NEWS
New Journal of Peptide Science cover highlights persisting challenge of selective proteasome inhibition
The cover of Journal of Peptide Science will change when Issue 15:2 is published later this year.
This issue will announce the publication of a review entitled "The persisting challenge of selective and specific proteasome inhibition".
In this review, Luis Moroder (Editor-in-Chief of the Journal of Peptide Science), Robert Huber (Nobel Prize for Chemistry in 1988) and Michael Groll highlight the ongoing challenge for proteasome inhibition.
As soon as the review is published, you will be able to download it from the EPS website.
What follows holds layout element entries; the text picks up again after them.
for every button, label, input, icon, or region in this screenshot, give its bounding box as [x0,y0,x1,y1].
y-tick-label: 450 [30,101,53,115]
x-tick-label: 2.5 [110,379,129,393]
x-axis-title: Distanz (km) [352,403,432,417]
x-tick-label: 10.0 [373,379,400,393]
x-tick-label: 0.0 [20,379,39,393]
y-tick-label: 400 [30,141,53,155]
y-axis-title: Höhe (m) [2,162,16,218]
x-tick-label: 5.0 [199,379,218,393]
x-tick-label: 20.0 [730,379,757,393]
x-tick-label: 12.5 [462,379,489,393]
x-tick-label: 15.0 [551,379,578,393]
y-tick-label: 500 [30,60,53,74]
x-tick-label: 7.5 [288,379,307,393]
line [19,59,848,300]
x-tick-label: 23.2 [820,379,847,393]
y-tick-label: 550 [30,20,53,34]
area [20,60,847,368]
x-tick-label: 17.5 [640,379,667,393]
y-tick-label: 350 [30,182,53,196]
In the introduction the authors write:
In eukaryotic cells, most cytosolic and nuclear proteins are degraded by the ubiquitin–proteasome pathway, which is responsible for protein quality control, antigen processing, signal transduction, cell-cycle control, cell differentiation, and apoptosis. As protein homeostasis is critically involved in cancer cell survival, targeting the balance between production and destruction of proteins that mediate proliferation and other key factors of malignancy has advanced to a major focus of cancer research. Accordingly, the proteasome has emerged as a promising target for cancer therapy, and this therapeutic approach has recently been validated with the peptide boronate, bortezomib (VELCADE) . Indeed, for patients with multiple myeloma (MM), the peptide boronate exhibits unmatched antitumor activity, though not free of side effects. Thus, the development of new generations of proteasome inhibitors as anti-cancer drugs still remains a challenge.
The executioner of the ubiquitin–proteasome pathway is the 26S proteasome, which is built up from the 700 000 Da proteolytic core particle (20S proteasome) and two 900 000 Da regulatory particles (19S regulatory complex). The 20S proteasome has a cylindrical shape showing two-fold symmetry and containing multiple catalytic centres located within the inner cavity of a molecular cage. It comprises 28 subunits, which are arranged in four seven-membered rings that stack upon each other, yielding an α1–7β1–7β1–7α1–7 complex. Compared to archaebacterial proteasomes, which have 14 identical, and thus, 14 proteolytically active sites [12], eukaryotic proteasomes contain only three proteolytically active β subunits per β ring (subunits β1, β2, and β3), whereas the other β subunits are inactive.
The first class of proteasome inhibitors were the tripeptide aldehydes calpain inhibitor I (Ac-Leu-Leu-Nle-H) and leupeptin from actinomycete (Ac-Leu-Leu-Arg-H). Structural analysis of these inhibitors revealed the mechanism of protein degradation catalysed by the nucleophilic N-terminal threonine hydroxyl group (Thr1Oγ ) and led to structural characterization of the substrate-binding pockets of the caspase-like (β1 subunit), trypsinlike (β2 subunit), and chymotrypsin-like (β5 subunit) catalytic sites. Peptide aldehydes were shown to form reversible covalent hemiacetals with the Thr1Oγ. Analysis of diverse other functional electrophiles such as boronates, vinyl sulfones, and natural product-based α_, β_-epoxyketones provided additional insights into their various binding modes to the proteasomal active sites as well as into their ability to inhibit the different proteolytic activities of the proteasome.